Consumers rely on their past experiences and personal networks to make their healthcare decisions and are most likely to visit a pharmacist as their first port of call only once trust has been established.

With an aim to reduce the pressures that the healthcare industry faces today, and the multi-disciplinary approach that we are trying to get to, our consumers need to have confidence in their pharmacists to help meet their healthcare needs.

Consequently, it seems appropriate that students are prepared to be interactive from the initial admissions process, as this will enable students to already build their foundational communication skills.  

Thirdly, as the population becomes more diverse, there will be an increase in consumers relying on how well healthcare professionals can understand and address the needs of this diverse population.

It is apparent that different populations have different outcomes and diverse populations are not homogeneous.

Therefore, having a focus on diversity is essential as we need to be able to not only meet the needs of the consumer, but also have respect and an understanding of their beliefs.

In addition to this, we are moving from volume of prescriptions to delivering value and this involves making the healthcare industry accountable for health outcomes. As a result, a shift in demographics means a shift in the diverse population whose health we are accountable for.

As pharmacists, we are responsible for the health of everyone as well as responsible for the prevention of diseases on an individual basis.

If we are unable to meet these expectations from the start, we as pharmacists will not be prepared to serve what is a growing, diverse population.

Finally, the collaboration standard that is linked to effective leadership and partnership working is one that has not been emphasised enough in the previous standards.

In term of the pressures weighing down on the healthcare system, working in partnership with all providers is paramount. Working collectively as a team and taking a multi-disciplinary approach is vital in meeting people’s healthcare needs.

To achieve this, pharmacists need to be able to work effectively in teams.

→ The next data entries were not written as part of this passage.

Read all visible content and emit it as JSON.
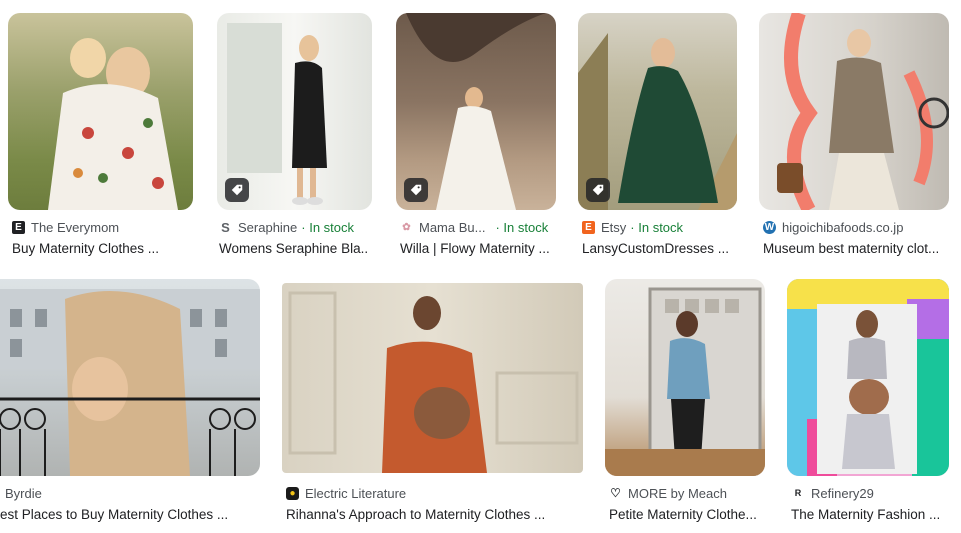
{
  "accent_green": "#188038",
  "results": [
    {
      "source": "The Everymom",
      "title": "Buy Maternity Clothes ...",
      "stock": "",
      "favicon": "E"
    },
    {
      "source": "Seraphine",
      "stock": "· In stock",
      "title": "Womens Seraphine Bla...",
      "favicon": "S"
    },
    {
      "source": "Mama Bu...",
      "stock": "· In stock",
      "title": "Willa | Flowy Maternity ...",
      "favicon": "flower"
    },
    {
      "source": "Etsy",
      "stock": "· In stock",
      "title": "LansyCustomDresses ...",
      "favicon": "E"
    },
    {
      "source": "higoichibafoods.co.jp",
      "stock": "",
      "title": "Museum best maternity clot...",
      "favicon": "wordpress"
    },
    {
      "source": "Byrdie",
      "stock": "",
      "title": "est Places to Buy Maternity Clothes ...",
      "favicon": ""
    },
    {
      "source": "Electric Literature",
      "stock": "",
      "title": "Rihanna's Approach to Maternity Clothes ...",
      "favicon": "bulb"
    },
    {
      "source": "MORE by Meach",
      "stock": "",
      "title": "Petite Maternity Clothe...",
      "favicon": "heart"
    },
    {
      "source": "Refinery29",
      "stock": "",
      "title": "The Maternity Fashion ...",
      "favicon": "R29"
    }
  ]
}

The former initial education and training pharmacists received failed to acknowledge and emphasise the importance of developing leadership skills and collaborative working.

Team PreReg has been working closely with pre-registration students for five years and we have been able to identify the challenges in the training currently being provided.

We have been able to empower students to not only effectively answer examination questions but also better handle difficult situations in the workforce, enhance communication and leadership skills and use professional judgment.

Every year we host crash courses that focus on clinical cases and scenarios, calculations, over-the-counter medications and law and ethics. This has enabled pre-registration pharmacists to work in a collaborative manner.

In addition, we take into account diverse learning needs and pre-registration students have the opportunity to take online courses.

A new weekly quiz has allowed for continuous education throughout their pre-registration year as opposed to giving them learning material all in one go.

Free webinars are hosted on a monthly to bi-monthly basis that cover specific topics and provide pre-registration students with the opportunity to ask questions and we leverage social media to reach out to all students so they can access learning resources.